I don't know who might be interested, but here's where I'm at on my rewrite
attempt of the JabberLib...

My goal with this re-write attempt is to create a simple, easy to use API
for reading/writing Jabber XML streams that will support multiple language
bindings and platforms. I'm trying to take an approach similiar to the GTK+
toolkit. It'd be neat to see a JabberLib that could have C, C++, Perl, etc
bindings. Ideally, using the JabberLib would require little or no knowledge
of the XML parser interface. Furthermore, by using the pth threading
library, it should be trivial to write Jabber servers that can deal with
multiple connections.

To accomplish this,  I've isolated two core ADTs (abstract-data types):
    1.) JStream (a.k.a JabberStream)
    2.) JElement (a.k.a JabberElement)

JStream is an ADT wrapped around a file descriptor that can read/write any
file of XML data and parse/de-parse the XML into a logical, hierarchial
representation in memory (JElement). It supports the following operations:
    1.) jstream_read: reads from the associated file descriptor and only
returns when a complete jelement has been built
    2.) jstream_write: write to the associated file descriptor a jelment
structure. Handle decomposition of the jelement into a XML stream
Both the read and write operations are blocking (using pth). This allows one
to create a multi-client capable server by simply assigning each client
connection a jstream in a pth thread. No more confusing select statements,
and it's pretty cross-platform since it's based on pth... :)

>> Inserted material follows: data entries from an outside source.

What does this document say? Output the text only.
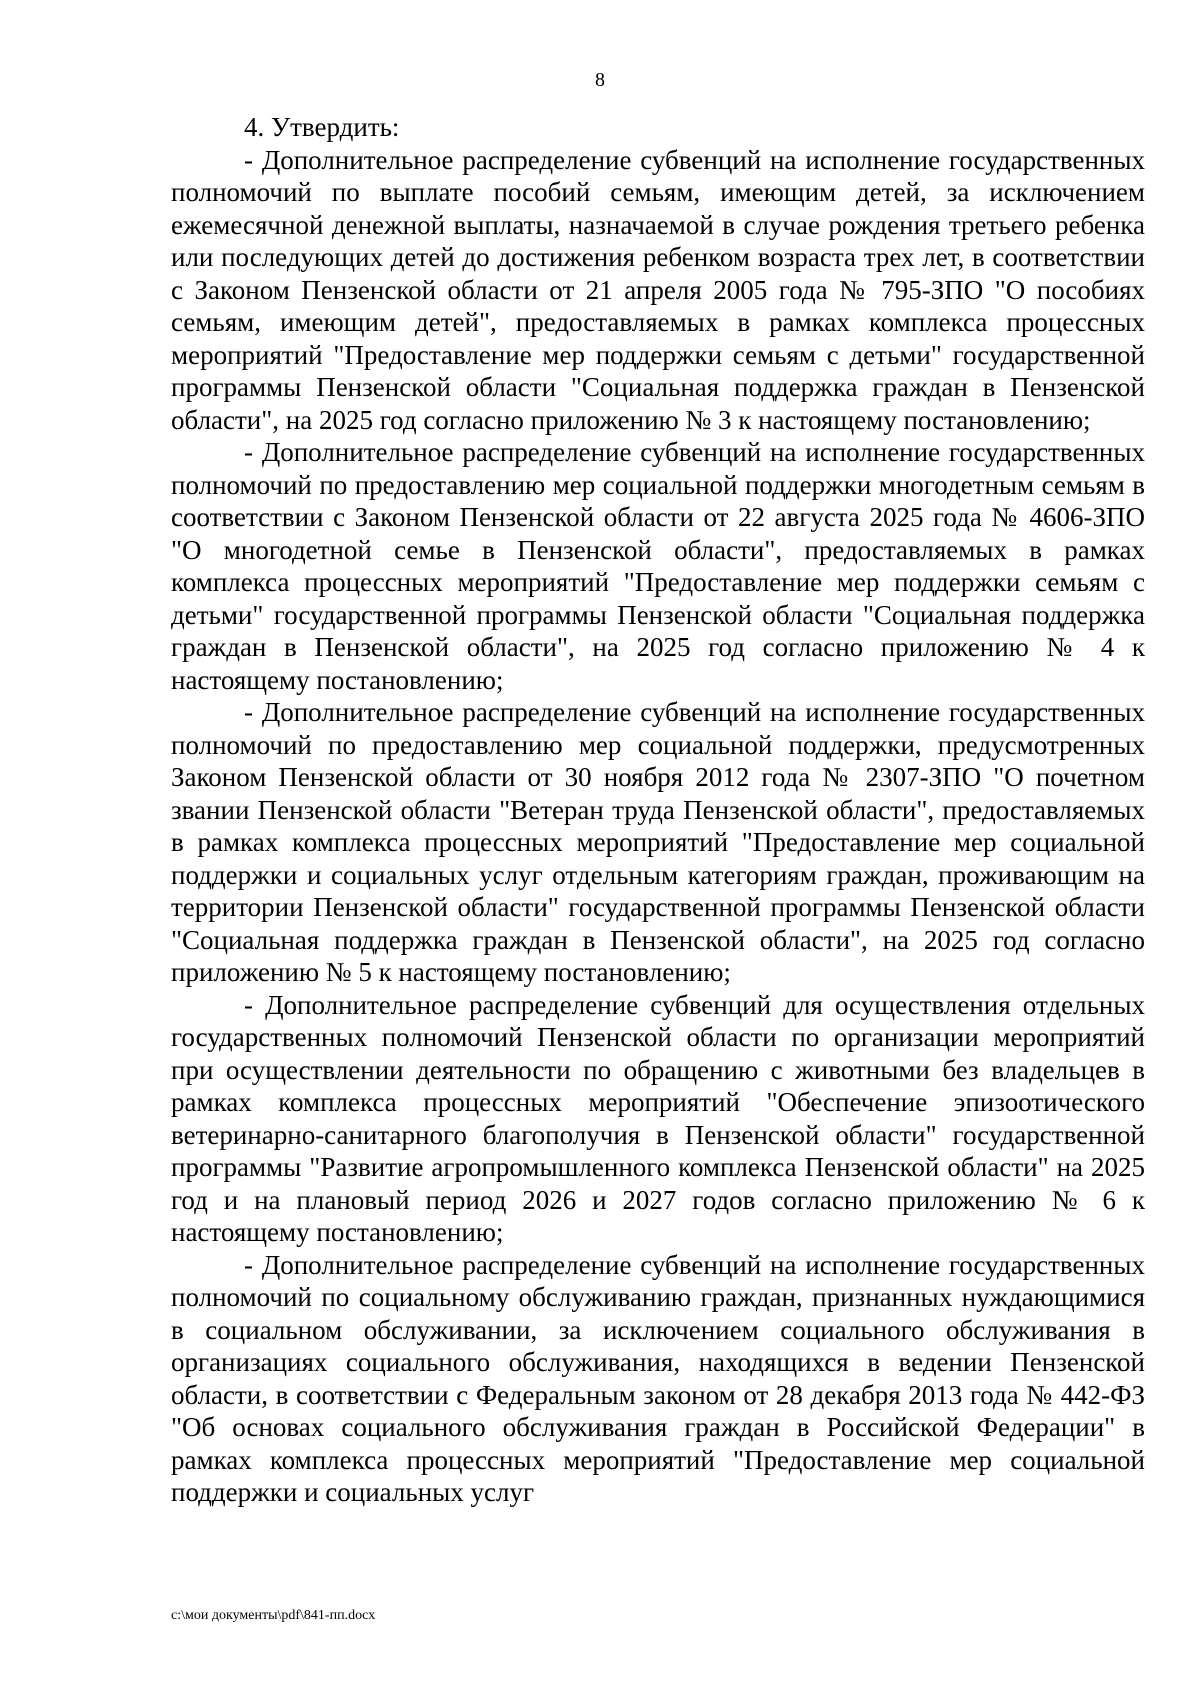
8

4. Утвердить:

- Дополнительное распределение субвенций на исполнение государственных полномочий по выплате пособий семьям, имеющим детей, за исключением ежемесячной денежной выплаты, назначаемой в случае рождения третьего ребенка или последующих детей до достижения ребенком возраста трех лет, в соответствии с Законом Пензенской области от 21 апреля 2005 года № 795-ЗПО "О пособиях семьям, имеющим детей", предоставляемых в рамках комплекса процессных мероприятий "Предоставление мер поддержки семьям с детьми" государственной программы Пензенской области "Социальная поддержка граждан в Пензенской области", на 2025 год согласно приложению № 3 к настоящему постановлению;

- Дополнительное распределение субвенций на исполнение государственных полномочий по предоставлению мер социальной поддержки многодетным семьям в соответствии с Законом Пензенской области от 22 августа 2025 года № 4606-ЗПО "О многодетной семье в Пензенской области", предоставляемых в рамках комплекса процессных мероприятий "Предоставление мер поддержки семьям с детьми" государственной программы Пензенской области "Социальная поддержка граждан в Пензенской области", на 2025 год согласно приложению № 4 к настоящему постановлению;

- Дополнительное распределение субвенций на исполнение государственных полномочий по предоставлению мер социальной поддержки, предусмотренных Законом Пензенской области от 30 ноября 2012 года № 2307-ЗПО "О почетном звании Пензенской области "Ветеран труда Пензенской области", предоставляемых в рамках комплекса процессных мероприятий "Предоставление мер социальной поддержки и социальных услуг отдельным категориям граждан, проживающим на территории Пензенской области" государственной программы Пензенской области "Социальная поддержка граждан в Пензенской области", на 2025 год согласно приложению № 5 к настоящему постановлению;

- Дополнительное распределение субвенций для осуществления отдельных государственных полномочий Пензенской области по организации мероприятий при осуществлении деятельности по обращению с животными без владельцев в рамках комплекса процессных мероприятий "Обеспечение эпизоотического ветеринарно-санитарного благополучия в Пензенской области" государственной программы "Развитие агропромышленного комплекса Пензенской области" на 2025 год и на плановый период 2026 и 2027 годов согласно приложению № 6 к настоящему постановлению;

- Дополнительное распределение субвенций на исполнение государственных полномочий по социальному обслуживанию граждан, признанных нуждающимися в социальном обслуживании, за исключением социального обслуживания в организациях социального обслуживания, находящихся в ведении Пензенской области, в соответствии с Федеральным законом от 28 декабря 2013 года № 442-ФЗ "Об основах социального обслуживания граждан в Российской Федерации" в рамках комплекса процессных мероприятий "Предоставление мер социальной поддержки и социальных услуг

c:\мои документы\pdf\841-пп.docx
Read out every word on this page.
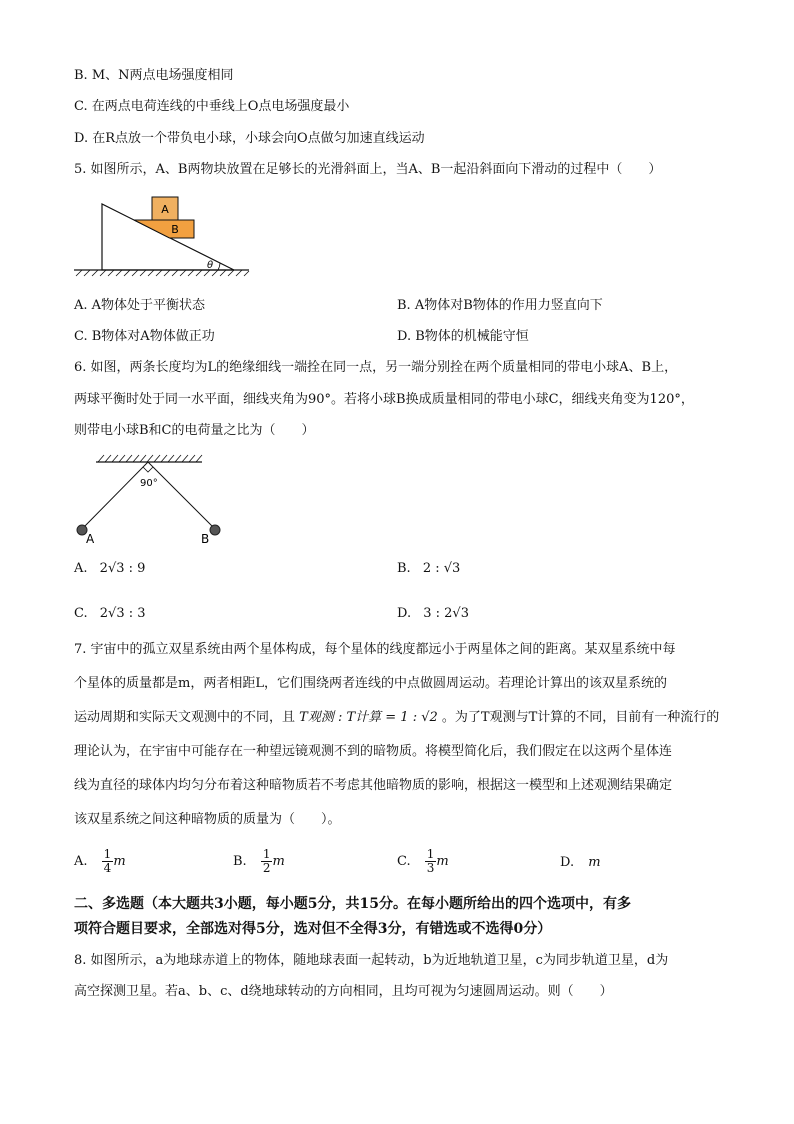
B. M、N两点电场强度相同
C. 在两点电荷连线的中垂线上O点电场强度最小
D. 在R点放一个带负电小球，小球会向O点做匀加速直线运动
5. 如图所示，A、B两物块放置在足够长的光滑斜面上，当A、B一起沿斜面向下滑动的过程中（　　）
A
B
θ
A. A物体处于平衡状态	B. A物体对B物体的作用力竖直向下
C. B物体对A物体做正功	D. B物体的机械能守恒
6. 如图，两条长度均为L的绝缘细线一端拴在同一点，另一端分别拴在两个质量相同的带电小球A、B上，
两球平衡时处于同一水平面，细线夹角为90°。若将小球B换成质量相同的带电小球C，细线夹角变为120°，
则带电小球B和C的电荷量之比为（　　）
90°
A	B
A. 2√3 : 9	B. 2 : √3
C. 2√3 : 3	D. 3 : 2√3
7. 宇宙中的孤立双星系统由两个星体构成，每个星体的线度都远小于两星体之间的距离。某双星系统中每
个星体的质量都是m，两者相距L，它们围绕两者连线的中点做圆周运动。若理论计算出的该双星系统的
运动周期和实际天文观测中的不同，且 T观测 : T计算 = 1 : √2 。为了T观测与T计算的不同，目前有一种流行的
理论认为，在宇宙中可能存在一种望远镜观测不到的暗物质。将模型简化后，我们假定在以这两个星体连
线为直径的球体内均匀分布着这种暗物质若不考虑其他暗物质的影响，根据这一模型和上述观测结果确定
该双星系统之间这种暗物质的质量为（　　）。
A. $\frac{1}{4}$ m	B. $\frac{1}{2}$ m	C. $\frac{1}{3}$ m	D. m
二、多选题（本大题共3小题，每小题5分，共15分。在每小题所给出的四个选项中，有多
项符合题目要求，全部选对得5分，选对但不全得3分，有错选或不选得0分）
8. 如图所示，a为地球赤道上的物体，随地球表面一起转动，b为近地轨道卫星，c为同步轨道卫星，d为
高空探测卫星。若a、b、c、d绕地球转动的方向相同，且均可视为匀速圆周运动。则（　　）
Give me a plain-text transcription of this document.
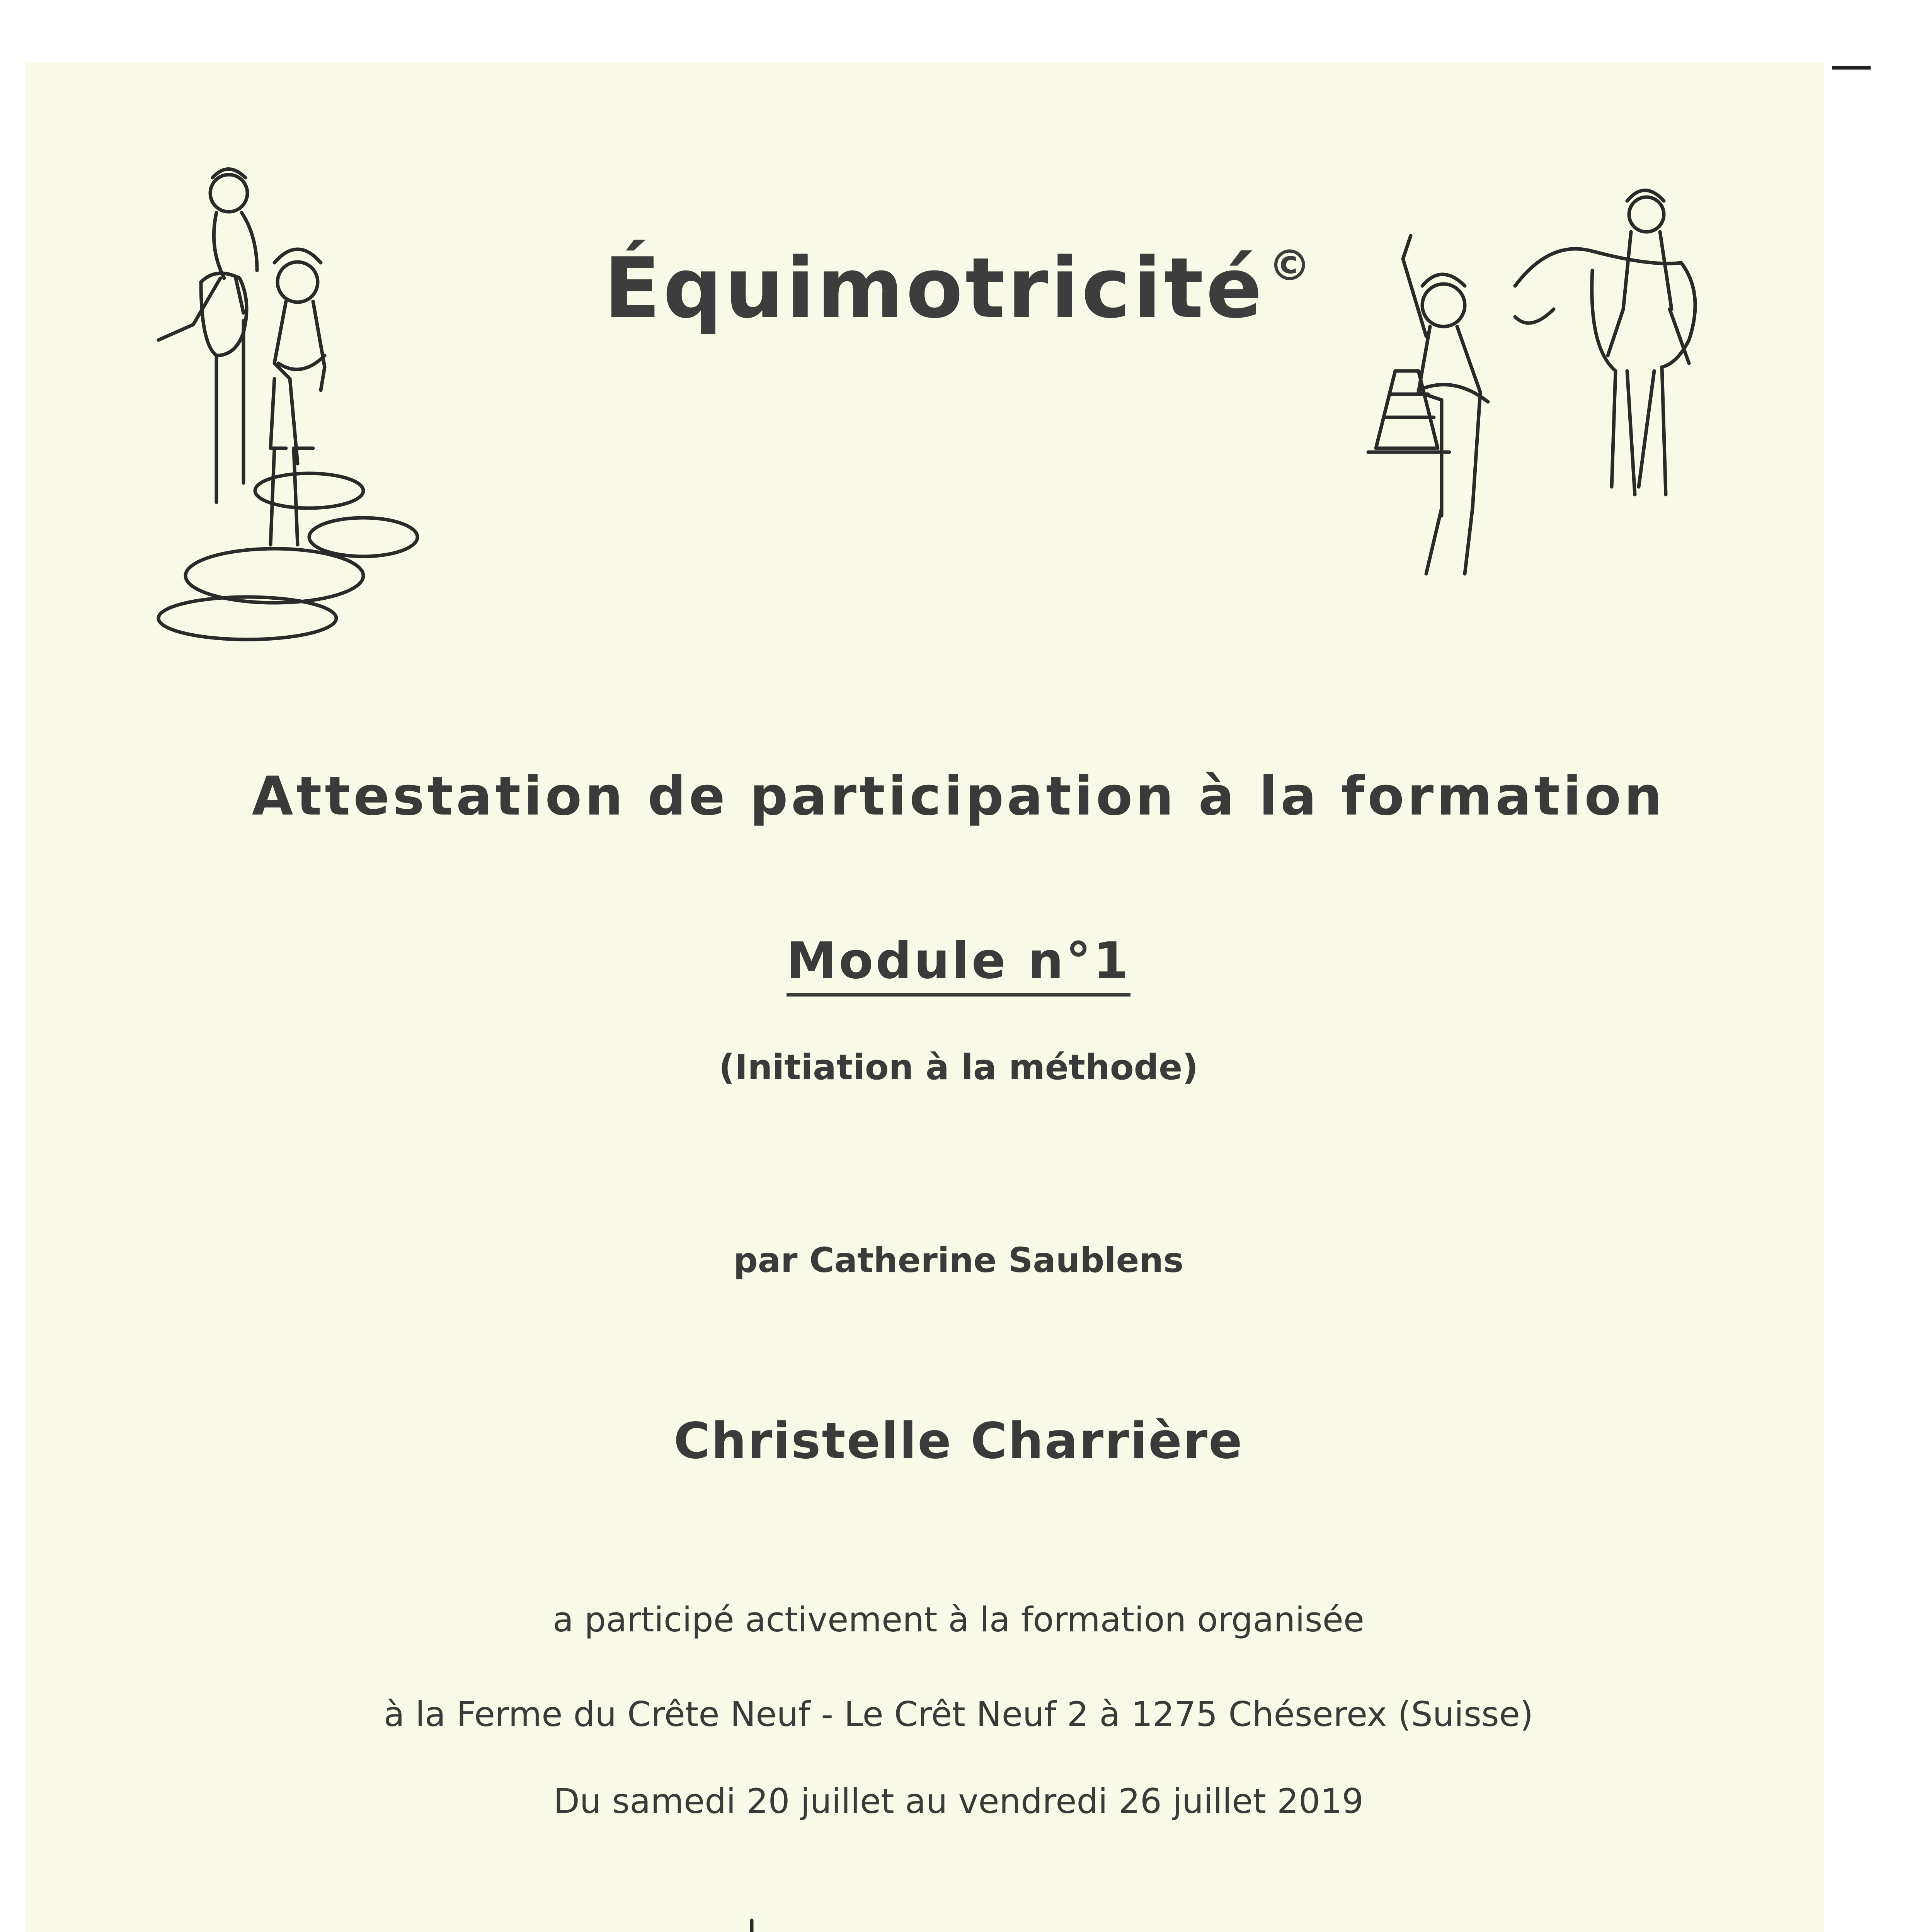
Équimotricité©
Attestation de participation à la formation
Module n°1
(Initiation à la méthode)
par Catherine Saublens
Christelle Charrière
a participé activement à la formation organisée
à la Ferme du Crête Neuf - Le Crêt Neuf 2 à 1275 Chéserex (Suisse)
Du samedi 20 juillet au vendredi 26 juillet 2019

JElement is an ADT which represents a parsed Jabber XML stream. It's roughly
equivalent to w3c's spec for the XML DOM (with a few minor alterations). In
a sense, this ADT is a conglomeration of the xpt,jpair, and xptpool
structures currently in the lib directory.  The obvious question, of course,
is why not use the existing (xpt, jpair, etc) structures?  To begin with,
there is a fair amount of overlap between the different structures (in terms
of organization). Attributes can have siblings in the same way that tags
can. An attribute name/value pair is nearly equivalent to a tag's name/CDATA
pair. Furthermore, I don't *believe* (Jer, please correct me if I'm wrong)
that the xpt structure properly handles multiple CDATA sections within a tag
(see the example at the end of this email).  Finally, by specifying a
dedicated ADT (namely, JStream) that handles the generation of a DOM
representation of Jabber XML data, there is no reason to have two data
structures (xpt and xptpool) to individually represent a document and the
elements within a document -- especially when the document and the elements
which compose it share a nearly identical internal structure. I'll probably
need to clarify these reasons at a later point (especially as my brain is
nearing a fried point for this week). :) The bottom line is that I believe
that one, consistent data structure is much simpler to deal with than 3 data
structures. :) To those who feel inclined to disagree I respectfully point
out that this is patterned after the w3c DOM design, so if it's good enough
for them it's good enough for me. :)

More later.

D.


-------------CDATA parsing example-------------
Consider the following:

<message>Hello world in a <bold>new</bold> way!</message>

This should parse out to:

TAG(name=message, children = [
    CDATA(value="Hello world in a"),
    TAG(name=bold ...),
    CDATA(value="way!")
    ]
)

*not*:

TAG(name=message, children = [
    CDATA(value="Hello world in a way!")
    TAG(name=bold...)
    ]
)